Галина Маневич, вдова художника, в воспоминаниях писала, что многие усматривали связь между светлым колоритом ранних фигуративных работ Штейнберга и тональностью произведений Вейсберга. Помнится, у меня были сходные ассоциации.
Проблема «белого» была весьма актуальна в 60–70-е годы для неофициальных художников: работы Владимира Вейсберга и Эдуарда Штейнберга, картины «Портрет Севы Некрасова», «Брежнев в Крыму», первый вариант «Живу-вижу» Эрика Булатова, альбомы Ильи Кабакова.
Следует также вспомнить оказавшего влияние на многих, популярного в то время в московской художественной среде итальянского художника Джорджо Моранди. Именно оттенки Моранди играют в абстрактной живописи Штейнберга 70–80-х.
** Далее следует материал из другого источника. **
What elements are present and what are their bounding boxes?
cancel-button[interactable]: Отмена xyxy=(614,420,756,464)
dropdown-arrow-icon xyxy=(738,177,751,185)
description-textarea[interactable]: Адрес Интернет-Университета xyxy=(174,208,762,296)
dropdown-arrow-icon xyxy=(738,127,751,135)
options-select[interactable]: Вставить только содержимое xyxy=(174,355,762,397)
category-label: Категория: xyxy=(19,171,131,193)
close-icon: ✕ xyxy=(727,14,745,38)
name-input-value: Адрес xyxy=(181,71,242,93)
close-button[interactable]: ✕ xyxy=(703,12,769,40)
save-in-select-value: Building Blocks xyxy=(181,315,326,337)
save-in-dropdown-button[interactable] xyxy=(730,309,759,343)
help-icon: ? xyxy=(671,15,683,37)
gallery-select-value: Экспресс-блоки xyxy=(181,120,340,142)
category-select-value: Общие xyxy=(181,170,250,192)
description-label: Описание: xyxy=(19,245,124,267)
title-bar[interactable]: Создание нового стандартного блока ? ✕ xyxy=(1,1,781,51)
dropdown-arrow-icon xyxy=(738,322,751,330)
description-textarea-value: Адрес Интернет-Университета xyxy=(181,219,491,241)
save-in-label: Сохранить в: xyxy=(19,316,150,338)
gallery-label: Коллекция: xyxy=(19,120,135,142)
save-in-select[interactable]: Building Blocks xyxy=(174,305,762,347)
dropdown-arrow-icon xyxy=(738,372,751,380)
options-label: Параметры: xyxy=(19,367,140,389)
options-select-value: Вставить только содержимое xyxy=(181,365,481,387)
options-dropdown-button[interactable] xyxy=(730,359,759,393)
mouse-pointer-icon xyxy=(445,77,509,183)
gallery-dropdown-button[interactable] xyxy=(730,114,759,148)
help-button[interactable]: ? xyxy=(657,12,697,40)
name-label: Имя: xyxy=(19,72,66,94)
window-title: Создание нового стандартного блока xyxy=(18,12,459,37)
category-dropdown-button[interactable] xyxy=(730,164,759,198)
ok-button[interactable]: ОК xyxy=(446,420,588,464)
Далее след ведет к «белому на белом» Казимира Малевича.
Ну а если приглядеться внимательнее, мы увидим и у Штейнберга, и у Вейсберга, и у Моранди, и у Малевича, как отблеск далекой звезды, ясный свет фресок Пьеро делла Франческа.
* * *
В своем программном тексте «Письмо К. С. Малевичу» Штейнберг позиционирует свое творчество как постоянный диалог (вернее было бы сказать: монолог) с мэтром: «С тех пор диалог с Вами почти не прекращался. Вправе ли я на него рассчитывать?»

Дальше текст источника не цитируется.